Plus globalement, le projet de loi renforce les pouvoirs des conseils généraux. D’où la crainte de France Alzheimer que la future loi « accentue les inégalités territoriales ». « Au regard d’une situation budgétaire départementale déjà complexe et de critères d’évaluation des niveaux de dépendance propres à chaque département, nul doute que les dotations départementales seront différentes d’un département à l’autre. » France Alzheimer souhaite que le renforcement du rôle des départements s’accompagne « d’une harmonisation minimale sur tout le territoire des critères d’évaluation des niveaux de dépendance ». Enfin, l’UNAF salue les mesures envisagées à destination des aidants familiaux et espère que, au moins sur ce thème, une convergence entre les secteurs du handicap et du grand âge puisse émerger.

Notes

(1) France Alzheimer vient de publier un Manifeste pour une réforme adaptée aux besoins concrets des familles – Voir notre article du 11-02-14 sur www.ash.tm.fr, rubrique « Actualités ».

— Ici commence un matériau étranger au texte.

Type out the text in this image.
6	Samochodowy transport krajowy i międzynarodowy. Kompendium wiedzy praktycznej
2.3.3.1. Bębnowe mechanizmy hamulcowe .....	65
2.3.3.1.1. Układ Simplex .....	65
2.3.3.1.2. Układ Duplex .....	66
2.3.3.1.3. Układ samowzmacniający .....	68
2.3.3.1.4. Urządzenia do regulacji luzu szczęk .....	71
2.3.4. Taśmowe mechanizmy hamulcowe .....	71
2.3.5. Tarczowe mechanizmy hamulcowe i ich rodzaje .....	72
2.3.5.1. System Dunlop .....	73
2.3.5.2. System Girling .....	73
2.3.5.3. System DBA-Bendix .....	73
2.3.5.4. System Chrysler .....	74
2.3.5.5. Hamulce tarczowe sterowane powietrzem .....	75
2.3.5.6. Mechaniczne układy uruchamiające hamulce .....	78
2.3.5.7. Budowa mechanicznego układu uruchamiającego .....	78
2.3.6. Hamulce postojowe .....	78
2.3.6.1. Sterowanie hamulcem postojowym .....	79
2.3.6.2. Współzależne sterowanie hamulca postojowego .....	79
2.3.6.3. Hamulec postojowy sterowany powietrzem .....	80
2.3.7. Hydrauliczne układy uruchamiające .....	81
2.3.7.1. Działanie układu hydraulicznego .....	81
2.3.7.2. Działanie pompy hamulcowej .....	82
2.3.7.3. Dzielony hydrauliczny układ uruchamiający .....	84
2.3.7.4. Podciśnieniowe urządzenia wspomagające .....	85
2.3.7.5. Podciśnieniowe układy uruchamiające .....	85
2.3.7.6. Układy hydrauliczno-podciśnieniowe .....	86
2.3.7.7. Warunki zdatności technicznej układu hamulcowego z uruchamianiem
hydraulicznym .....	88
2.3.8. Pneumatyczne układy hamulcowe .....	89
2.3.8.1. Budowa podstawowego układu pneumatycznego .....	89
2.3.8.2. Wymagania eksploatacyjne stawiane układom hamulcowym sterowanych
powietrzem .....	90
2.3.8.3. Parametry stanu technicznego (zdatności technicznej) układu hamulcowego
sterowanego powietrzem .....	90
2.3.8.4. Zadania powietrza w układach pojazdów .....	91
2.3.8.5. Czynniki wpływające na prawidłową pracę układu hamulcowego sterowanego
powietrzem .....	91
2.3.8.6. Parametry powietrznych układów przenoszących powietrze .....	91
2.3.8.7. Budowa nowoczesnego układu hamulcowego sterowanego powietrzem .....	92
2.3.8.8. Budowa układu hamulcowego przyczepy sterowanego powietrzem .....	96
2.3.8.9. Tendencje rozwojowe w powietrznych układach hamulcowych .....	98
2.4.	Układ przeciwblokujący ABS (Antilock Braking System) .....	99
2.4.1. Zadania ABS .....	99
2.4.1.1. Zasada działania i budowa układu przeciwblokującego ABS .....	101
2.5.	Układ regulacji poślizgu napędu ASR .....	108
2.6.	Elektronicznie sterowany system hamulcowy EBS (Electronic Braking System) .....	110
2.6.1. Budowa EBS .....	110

(2) L’accord du 16 juillet 2013 sur le financement des allocations de solidarité doit permettre aux conseils généraux de trouver d’autres sources de financement pour compenser la non-compensation de l’Etat – Voir ASH n° 2819 du 19-07-13, p. 19. Un rapport d’information a déjà indiqué que cet accord ne suffirait pas à « résorber la différence entre dépenses effectuées par les départements et compensations apportées par l’Etat » – Voir ASH n° 2837 du 13-12-13, p. 9.

(3) Voir notre article du 10-02-14 sur www.ash.tm.fr, rubrique « Actualités ».

(4) Voir ASH n° 2835 du 29-11-13, p. 14.